Lost Hot Rods: Remarkable Stories of How They Were Found
by Pat Ganahl
Add to the quote below the fact that every time a hot rod got sold the subsequent owner would further personalize the vehicle and that no one back then ever thought rods would become collectable or be considered “important” and you see the predicament “hot rod archeologists” like Pat Ganahl (he coined the word, back in the antediluvian mist of 1995) face when looking for “historic” or “original” rods.
“Rodding, back then, was a trend-driven exercise in a trendy time. After you built a rod or custom in the prevailing style, if you kept it for any length of time, you’d have to keep updating it to remain cool at the local drive-in or annual car show.”
Ganahl himself considers this book “decades in the making” and the readers of his columns in various magazines (Hot Rod, Rod & Custom, Street Rodder, The Rodder’s Journal) will recall the many snippets over the years of “vintage tin” that had gone to ground, dropped out of sight, been forgotten. Now, at last, the stories of some of those very cars—hot rods, early customs, and drag racers, often well known in their day—have come together here in a proper book full of detail and background. They are joined by other cars he considers worth knowing about not because they were famous, pedigreed magazine cover cars but because they have been removed from the public eye for decades, being squirreled away in private collections or in the backs of shops after long ago abandoned restoration attempts.

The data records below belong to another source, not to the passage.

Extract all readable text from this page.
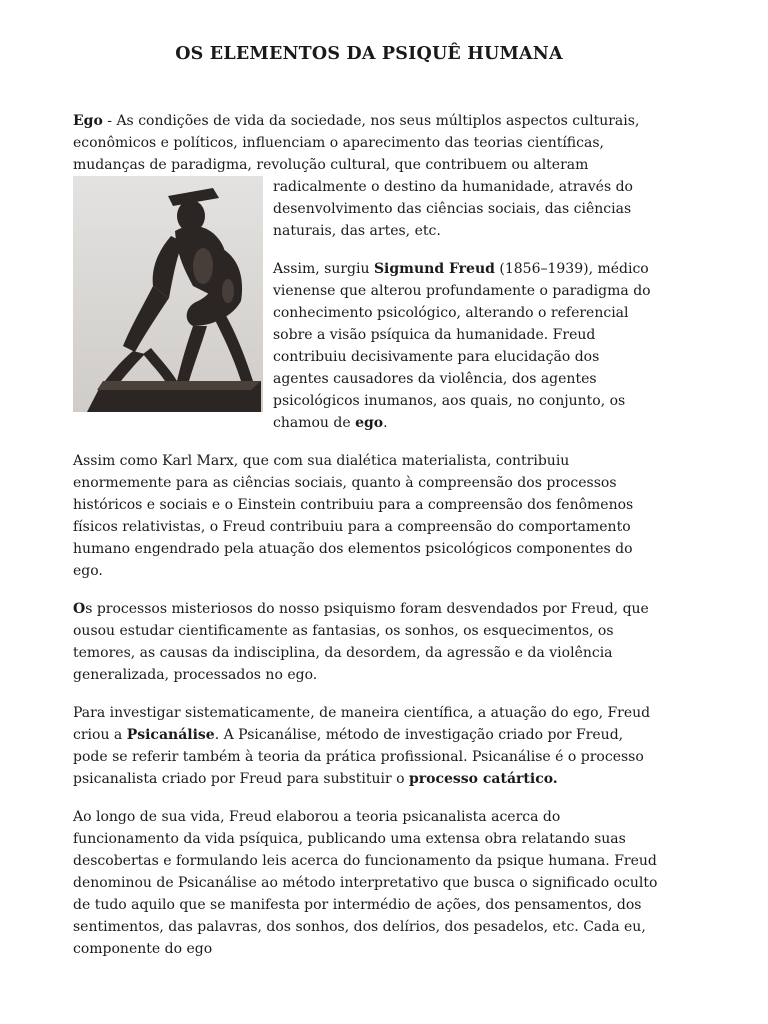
OS ELEMENTOS DA PSIQUÊ HUMANA

Ego - As condições de vida da sociedade, nos seus múltiplos aspectos culturais, econômicos e políticos, influenciam o aparecimento das teorias científicas, mudanças de paradigma, revolução cultural, que contribuem ou alteram

radicalmente o destino da humanidade, através do desenvolvimento das ciências sociais, das ciências naturais, das artes, etc.

Assim, surgiu Sigmund Freud (1856–1939), médico vienense que alterou profundamente o paradigma do conhecimento psicológico, alterando o referencial sobre a visão psíquica da humanidade. Freud contribuiu decisivamente para elucidação dos agentes causadores da violência, dos agentes psicológicos inumanos, aos quais, no conjunto, os chamou de ego.

Assim como Karl Marx, que com sua dialética materialista, contribuiu enormemente para as ciências sociais, quanto à compreensão dos processos históricos e sociais e o Einstein contribuiu para a compreensão dos fenômenos físicos relativistas, o Freud contribuiu para a compreensão do comportamento humano engendrado pela atuação dos elementos psicológicos componentes do ego.

Os processos misteriosos do nosso psiquismo foram desvendados por Freud, que ousou estudar cientificamente as fantasias, os sonhos, os esquecimentos, os temores, as causas da indisciplina, da desordem, da agressão e da violência generalizada, processados no ego.

Para investigar sistematicamente, de maneira científica, a atuação do ego, Freud criou a Psicanálise. A Psicanálise, método de investigação criado por Freud, pode se referir também à teoria da prática profissional. Psicanálise é o processo psicanalista criado por Freud para substituir o processo catártico.

Ao longo de sua vida, Freud elaborou a teoria psicanalista acerca do funcionamento da vida psíquica, publicando uma extensa obra relatando suas descobertas e formulando leis acerca do funcionamento da psique humana. Freud denominou de Psicanálise ao método interpretativo que busca o significado oculto de tudo aquilo que se manifesta por intermédio de ações, dos pensamentos, dos sentimentos, das palavras, dos sonhos, dos delírios, dos pesadelos, etc. Cada eu, componente do ego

Ganahl came of age in the California of the 1950s and never forgot his first hod rod sighting, long before he could even drive. Already then, merely as a pastime, he made it a point to know who drove what and to track the comings and goings of interesting cars. This predilection, coupled with the contacts he made over the ensuing decades as a hot rod insider came in handy when it came to time to gather material for this book (his tenth). Networking is in fact the key piece of advice he has for people who want to find vintage hot rods today. That, and having a hot rod and using it—“It’s like trolling with bait!”
The book is full of such practical tips because it, unlike the vast majority of “Lost/Found”-types of books, focuses on the actual searching and finding. Ganahl does believe that, while the truly historic cars are by and large accounted for, there are still lots of worthy cars to be found—but, surprise here, less in barns than in city garages! In his easygoing, conversational writing style, the examples he describes here cover the whole spectrum, from boxes of unlabeled but hopefully related parts to still-complete specimens that only needed sympathetic recommissioning. Period photos of the cars accompany photos of the cars in their current state. Having to rely on other people’s photos, Ganahl (who is quite the photographer himself) is refreshingly unperturbed by their uneven quality, which he himself describes as “from very good to edgy at best.” Sounds worse than it is—most are just fine. Besides, even a crummy 30-year-old snapshot is better than nothing in a book whose whole point is to illustrate the then/now lifecycle.
The Table of Contents is extraordinarily detailed (and makes an Index unnecessary), the 100+ cars being grouped into “themes.” An early chapter looks at the methods, such as they are, of six car hunters. A closing chapter details noteworthy cars that—for now—remain lost and whose trail has gone cold. If you know your hot rods and customs you will surely recognize quite a few of the names here; if you are new to all of this you will find much to discover, and to appreciate.